Medically Assisted Procreation: the price to pay

Publié le 13 Mar, 2018

The cause of infertility is not investigated in a MAP process – doctors simply suggest how to overcome it. In-Vitro Fertilisation (IVF) is directly available during the consultation, possibly preceded by Intra-Uterine Insemination, as a matter of urgency. In many cases, parents don’t realise until later that they will have to discard the “poor quality” embryos, leaving them to perish on the Petri dish, or make a decision to freeze or destroy excess embryos. Furthermore, all of this occurs without involving the partner, who is far removed from the creation of life and receives hardly any information on the potential complications associated with this method of procreation (more pregnancies at risk, multiple pregnancies, fewer embryos, etc.). These women often feel guilty: Why me? Why am I failing where others succeed?

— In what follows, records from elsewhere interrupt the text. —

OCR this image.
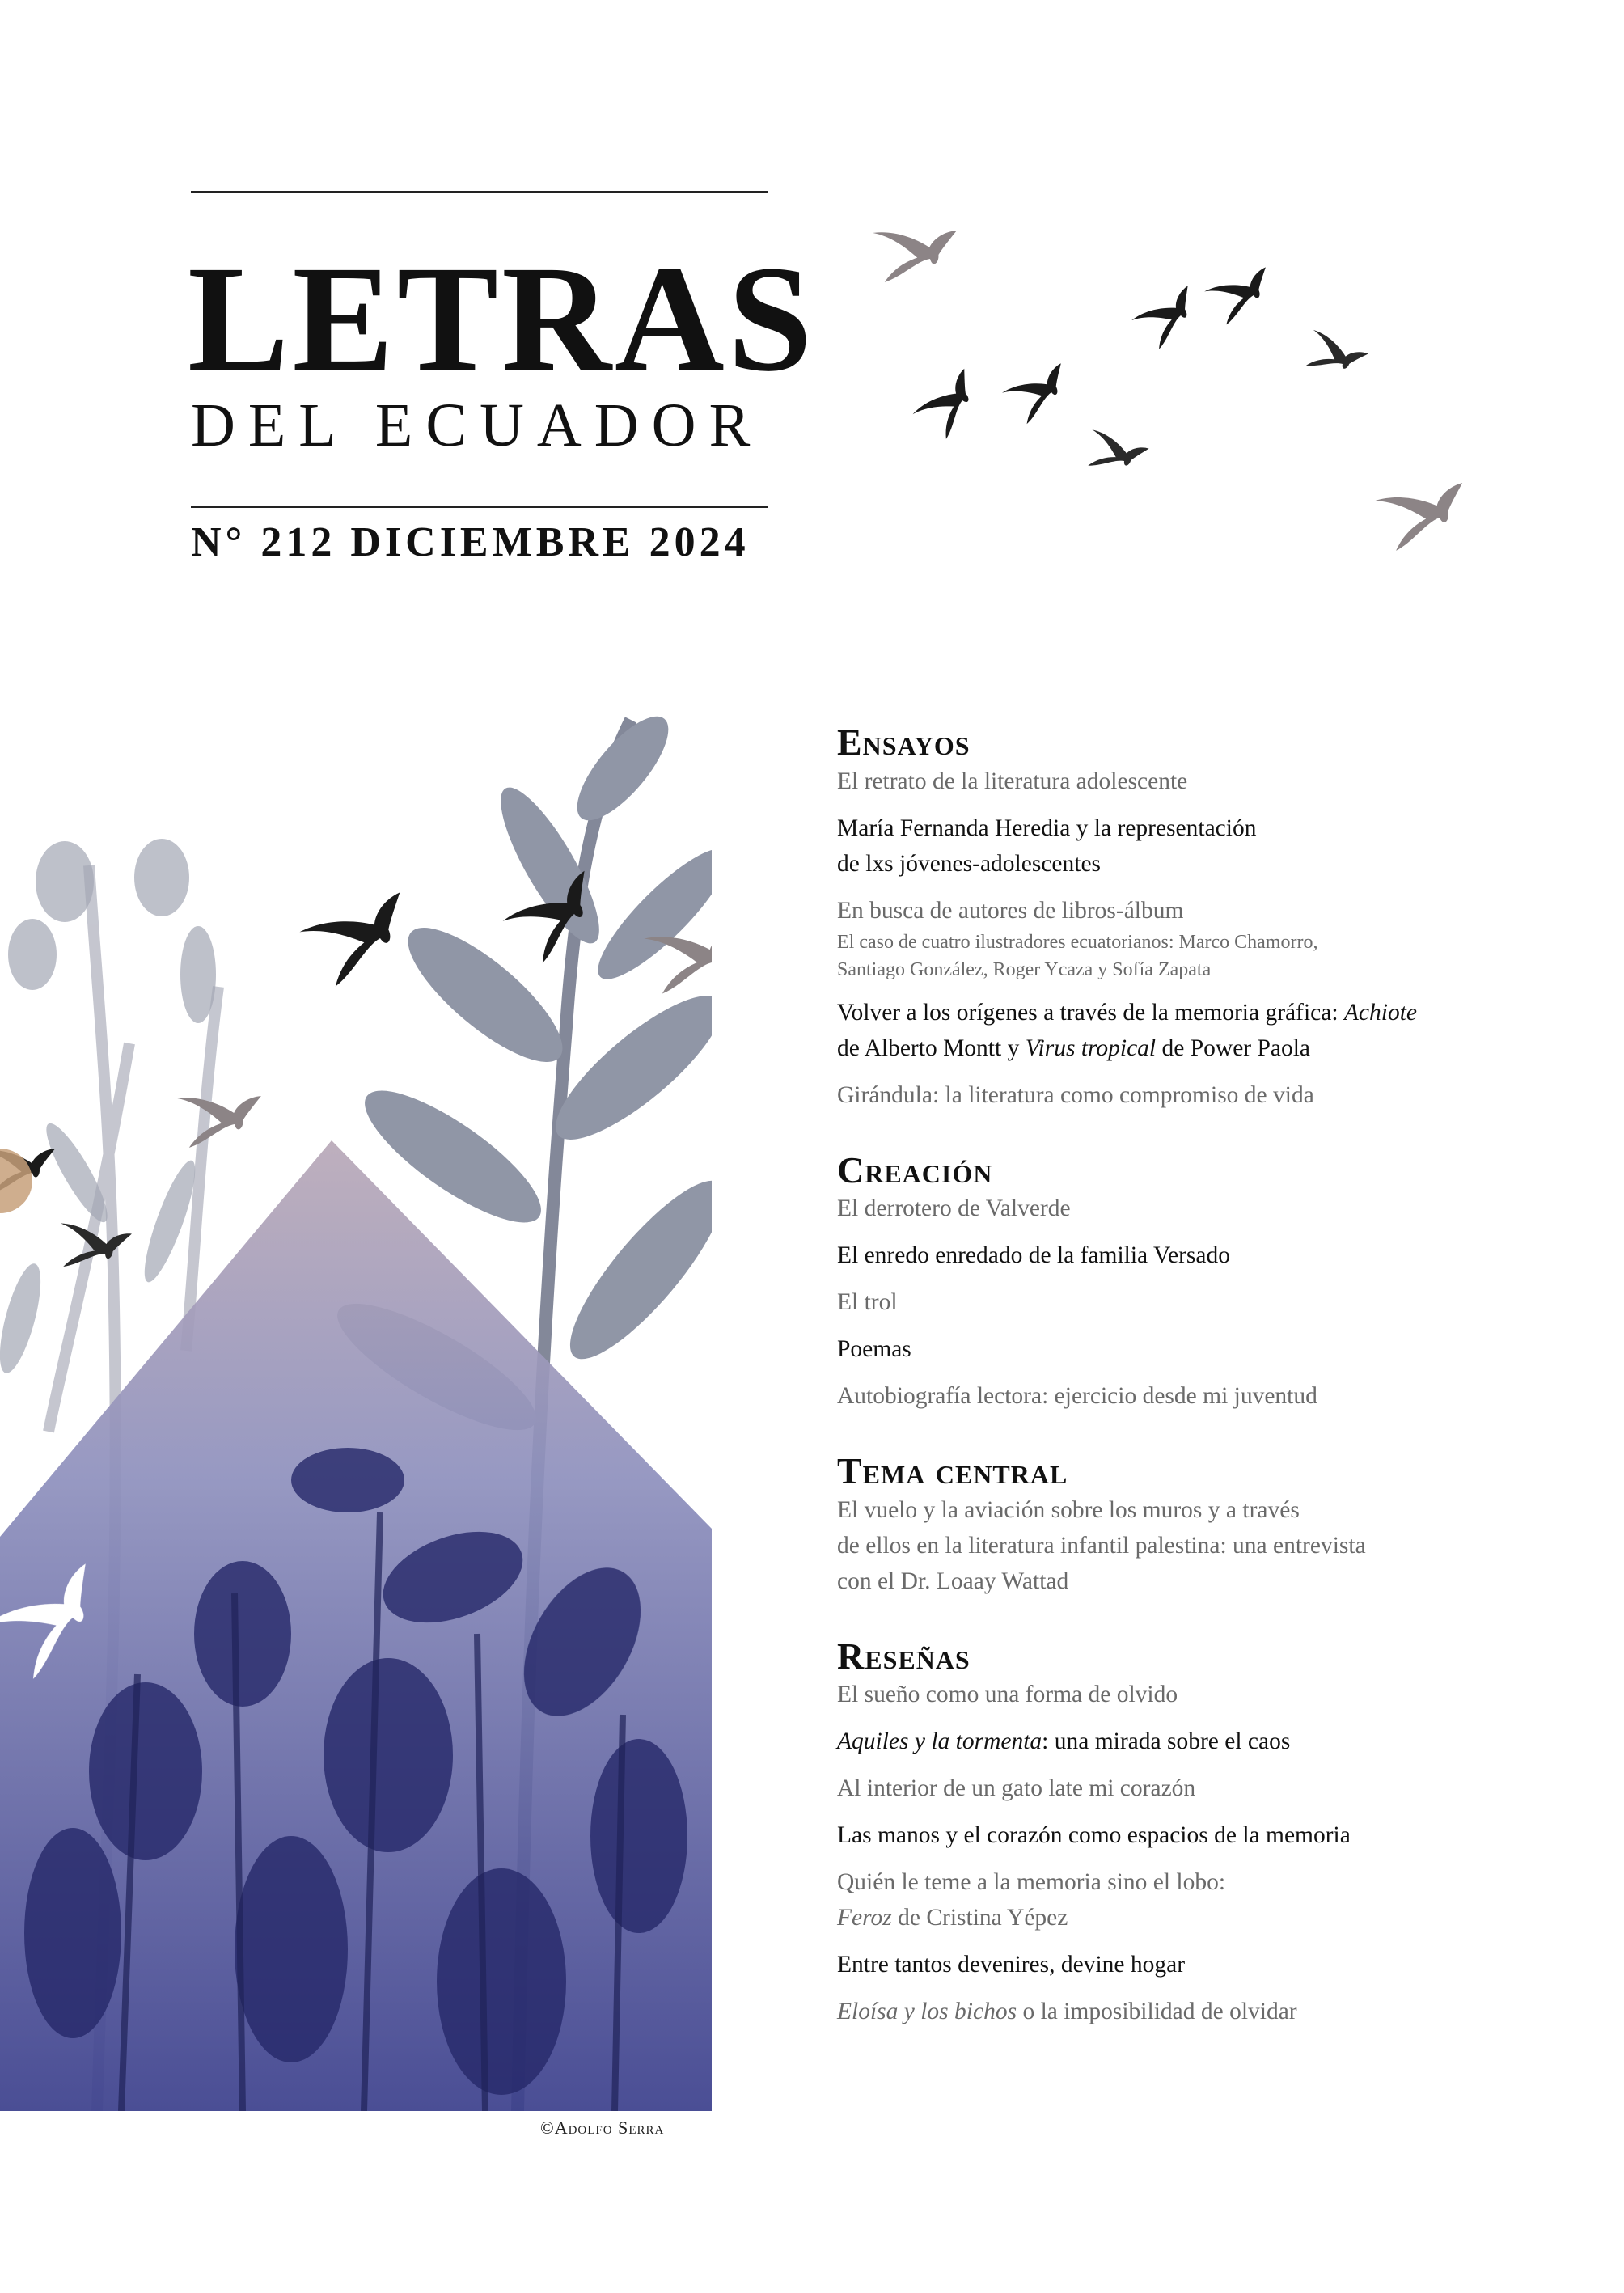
LETRAS
DEL ECUADOR
N° 212 DICIEMBRE 2024
©Adolfo Serra
Ensayos
El retrato de la literatura adolescente
María Fernanda Heredia y la representación
de lxs jóvenes-adolescentes
En busca de autores de libros-álbum
El caso de cuatro ilustradores ecuatorianos: Marco Chamorro,
Santiago González, Roger Ycaza y Sofía Zapata
Volver a los orígenes a través de la memoria gráfica: Achiote
de Alberto Montt y Virus tropical de Power Paola
Girándula: la literatura como compromiso de vida
Creación
El derrotero de Valverde
El enredo enredado de la familia Versado
El trol
Poemas
Autobiografía lectora: ejercicio desde mi juventud
Tema central
El vuelo y la aviación sobre los muros y a través
de ellos en la literatura infantil palestina: una entrevista
con el Dr. Loaay Wattad
Reseñas
El sueño como una forma de olvido
Aquiles y la tormenta: una mirada sobre el caos
Al interior de un gato late mi corazón
Las manos y el corazón como espacios de la memoria
Quién le teme a la memoria sino el lobo:
Feroz de Cristina Yépez
Entre tantos devenires, devine hogar
Eloísa y los bichos o la imposibilidad de olvidar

Infertility is a sign that something isn’t working properly but IVF doesn’t find out why. Natural hormones are replaced by high-dose synthetic hormones (ovarian hyperstimulation often poses a problem). Eggs and sperm are collected (through masturbation in the case of the latter) and combined artificially. They are then examined and sorted based on often eugenic criteria before being injected into the woman’s uterus. But the cause of infertility remains..


IVF considerably increases the risk of complications such as pre-eclampsia, ectopic pregnancy or multiple pregnancies. The risk of miscarriage increases by 2.4, the risk of premature birth (in the 33rd week of pregnancy) by 2.99 and the risk of low birth weight (less than 1.5 kg) by 3.78. “Introducing [IVF] merely to increase the risk of an unfavourable outcome is heartbreaking as far as I am concerned”, explains Naomi Whittaker, an instructor at FertilityCare.


And the success rate? The birth rate per IVF cycle was 22.3% in 1995 compared to 33% in 2003 and 31% in 2015 (CDC). According to the Cochrane database, in 2015, 1/3 of IVF treatments were performed on undiagnosed, infertile women. She admits that IVF treatment is “invasive, expensive and fraught with risks”. However, “studies have not confirmed any improvement with IVF versus no treatment at all”. In cases where infertility has been diagnosed, no Controlled Randomised Trials (CRT) have focused on PCOS[1] or endometriosis,[2], which are the two main causes of female infertility. As regards male infertility, the Cochrane reports have not found any male hypofertility treatment to be more effective than the rest, regardless of whether these involve IVF, intrauterine insemination (IUI), intracytoplasmic sperm injection (ICSI)[3] or regular sexual intercourse with an ovulation predictor kit.


In 2015, 1.2% of infertile American women sought recourse to IVF without gamete donation and 0.2% carried their babies to full-term. The others were undoubtedly put off by the cost, the fear of invasive side effects or by a personal refusal to discard embryos.


NaproTechnnology offers a very different solution to infertility because it investigates the causes and concentrates on treating these, such as ovulation problems and surgically corrected endometriosis, etc. The live birth rate recorded varies from 38.4 % to 81.8%, depending on the cause. Even if no pregnancy is achieved with NaproTechnology, the woman’s health improves significantly (pain due to endometriosis, pre-menstrual syndrome, cure for PCOS, etc.). In the case of pregnancy, there is no increase in the risk of complications such as deformity, miscarriage, multiple pregnancy, freezing or destruction, etc. NaproTechnology often helps women to recover both physically and emotionally following IVF treatment.


[1] Polycystic Ovary Syndrome (PCOS) is caused by a hormonal imbalance which leads to complex endocrine problems that disrupt the menstrual cycle and even prevent ovulation.

[2] Sites of unusual endometrial proliferation (ovaries, peritoneum).

[3]  Injection of a sperm into an egg.